The seven-year study identifies early warning signs that may allow doctors to detect the disease before it develops, potentially sparing patients years of pain and disability.

Scientists have found that rheumatoid arthritis (RA) does not begin when pain becomes noticeable. Instead, it starts quietly many years earlier. RA is a serious autoimmune disorder that leads to painful inflammation and damage in the joints.

The new findings show that individuals at risk for RA undergo major shifts in their immune systems long before symptoms emerge. During this early stage, their bodies are already engaged in an unseen autoimmune struggle.

Research collaboration and study scope

Researchers at the Allen Institute, working with colleagues from CU Anschutz, the University of California San Diego, and the Benaroya Research Institute, uncovered these insights. The study, published in the journal Science Translational Medicineprovides the most detailed picture to date of how rheumatoid arthritis develops by tracking immune changes in at-risk individuals well before symptoms arise, paving the way for earlier intervention and prevention.

“Overall, we hope this study raises awareness that rheumatoid arthritis begins much earlier than previously thought and that it enables researchers to make data-driven decisions on strategies to disrupt disease development,” said Mark Gillespie, Ph.D., assistant investigator at the Allen Institute and co-senior author.

During the seven-year study, researchers tracked people carrying ACPA antibodies, which are known biomarkers for individuals at-risk for developing RA, and identified previously unknown factors associated with disease development, including widespread inflammation, immune cell dysfunction, and cellular reprogramming.
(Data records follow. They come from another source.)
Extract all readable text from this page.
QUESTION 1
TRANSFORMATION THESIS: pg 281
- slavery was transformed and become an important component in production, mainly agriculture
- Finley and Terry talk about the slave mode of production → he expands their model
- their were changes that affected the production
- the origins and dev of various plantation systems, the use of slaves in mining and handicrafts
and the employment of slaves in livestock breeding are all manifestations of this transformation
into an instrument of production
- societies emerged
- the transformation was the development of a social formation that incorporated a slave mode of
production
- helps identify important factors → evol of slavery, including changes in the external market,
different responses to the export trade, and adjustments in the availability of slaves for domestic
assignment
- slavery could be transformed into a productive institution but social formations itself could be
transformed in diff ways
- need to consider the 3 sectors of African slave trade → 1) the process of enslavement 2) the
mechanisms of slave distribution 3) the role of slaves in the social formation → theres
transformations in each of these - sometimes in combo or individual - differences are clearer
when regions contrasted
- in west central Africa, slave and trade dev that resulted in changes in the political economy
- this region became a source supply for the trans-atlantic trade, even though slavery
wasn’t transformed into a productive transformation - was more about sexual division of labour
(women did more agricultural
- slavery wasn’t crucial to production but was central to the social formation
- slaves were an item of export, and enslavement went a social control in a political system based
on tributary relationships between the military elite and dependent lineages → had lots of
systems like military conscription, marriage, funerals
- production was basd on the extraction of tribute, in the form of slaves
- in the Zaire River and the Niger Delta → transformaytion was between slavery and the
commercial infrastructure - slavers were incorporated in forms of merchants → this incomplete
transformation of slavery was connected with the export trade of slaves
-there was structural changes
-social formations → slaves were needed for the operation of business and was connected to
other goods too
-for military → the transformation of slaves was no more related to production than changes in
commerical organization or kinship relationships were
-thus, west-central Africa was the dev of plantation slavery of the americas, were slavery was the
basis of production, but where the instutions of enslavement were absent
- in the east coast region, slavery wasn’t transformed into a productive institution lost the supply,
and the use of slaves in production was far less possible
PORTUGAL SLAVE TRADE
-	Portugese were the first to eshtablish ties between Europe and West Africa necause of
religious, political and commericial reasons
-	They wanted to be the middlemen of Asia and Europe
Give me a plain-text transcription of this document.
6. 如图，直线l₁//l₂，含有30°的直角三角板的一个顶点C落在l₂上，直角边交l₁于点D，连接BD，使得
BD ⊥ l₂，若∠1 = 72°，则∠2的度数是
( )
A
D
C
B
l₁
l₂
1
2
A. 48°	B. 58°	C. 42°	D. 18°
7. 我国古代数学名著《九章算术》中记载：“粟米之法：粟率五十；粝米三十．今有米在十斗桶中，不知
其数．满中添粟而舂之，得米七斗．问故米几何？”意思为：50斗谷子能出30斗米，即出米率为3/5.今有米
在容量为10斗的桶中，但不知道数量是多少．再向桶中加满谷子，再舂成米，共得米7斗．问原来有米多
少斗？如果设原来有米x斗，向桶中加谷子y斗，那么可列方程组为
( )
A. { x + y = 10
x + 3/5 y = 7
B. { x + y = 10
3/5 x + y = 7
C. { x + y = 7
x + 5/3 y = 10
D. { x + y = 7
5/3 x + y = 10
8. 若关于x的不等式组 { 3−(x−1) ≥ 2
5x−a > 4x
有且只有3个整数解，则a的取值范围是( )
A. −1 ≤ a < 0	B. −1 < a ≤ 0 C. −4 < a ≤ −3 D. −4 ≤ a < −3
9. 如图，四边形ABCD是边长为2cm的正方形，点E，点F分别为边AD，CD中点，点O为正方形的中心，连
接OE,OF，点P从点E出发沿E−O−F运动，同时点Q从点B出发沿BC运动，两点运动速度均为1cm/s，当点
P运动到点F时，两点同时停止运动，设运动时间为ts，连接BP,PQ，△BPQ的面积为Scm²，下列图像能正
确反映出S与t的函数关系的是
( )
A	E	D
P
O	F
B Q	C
“We expect that going forward the findings from this study will support additional studies to identify ways to better predict who will get RA, identify potential biologic targets for preventing RA as well as identify ways to improve treatments for those with existing RA.,” said Kevin Deane, M.D./Ph.D.

Key Findings

• Widespread inflammation: Researchers discovered that systemic inflammation was already present throughout the body in at-risk individuals. This wasn’t localized joint inflammation, but rather a body-wide inflammatory state that resembles what’s seen in people with active RA.
• Immune cell dysfunction: Several types of immune cells showed significant abnormalities.
• B cells, which normally produce protective antibodies, had shifted toward a pro-inflammatory state.
• T helper cells, particularly a subset resembling Tfh17 cells, were dramatically expanded beyond normal levels. These cells play crucial roles in directing immune responses, including autoantibody (antibodies that attack the body’s own tissue) production and their overactivity helps explain why the immune system begins attacking healthy tissue.
• Cellular reprogramming: Perhaps most remarkably, the study found that even “naive” T cells—immune cells that haven’t encountered threats before—showed epigenetic changes. This means the cells’ DNA wasn’t mutated, but the way genes were turned on and off had been altered, essentially reprogramming these cells before they even encountered their first threat.
• Joint-like inflammation in blood: The researchers identified monocytes (a type of white blood cell) in the bloodstream that were producing high levels of inflammatory molecules. Significantly, these blood cells closely resembled the macrophages found in the inflamed joint tissue of RA patients, suggesting the disease process was already preparing to target joints.

New biomarkers for early detection

The study reveals new early-warning signs (biomarkers and immune signatures) that could help doctors identify who among at-risk individuals is most likely to develop RA, enabling more targeted monitoring and earlier intervention.

If caught early, RA could be stopped before it starts – saving patients years of pain and disability. This research may enable a major shift away from reactive treatments that rely on the appearance of joint damage and towards proactive prevention.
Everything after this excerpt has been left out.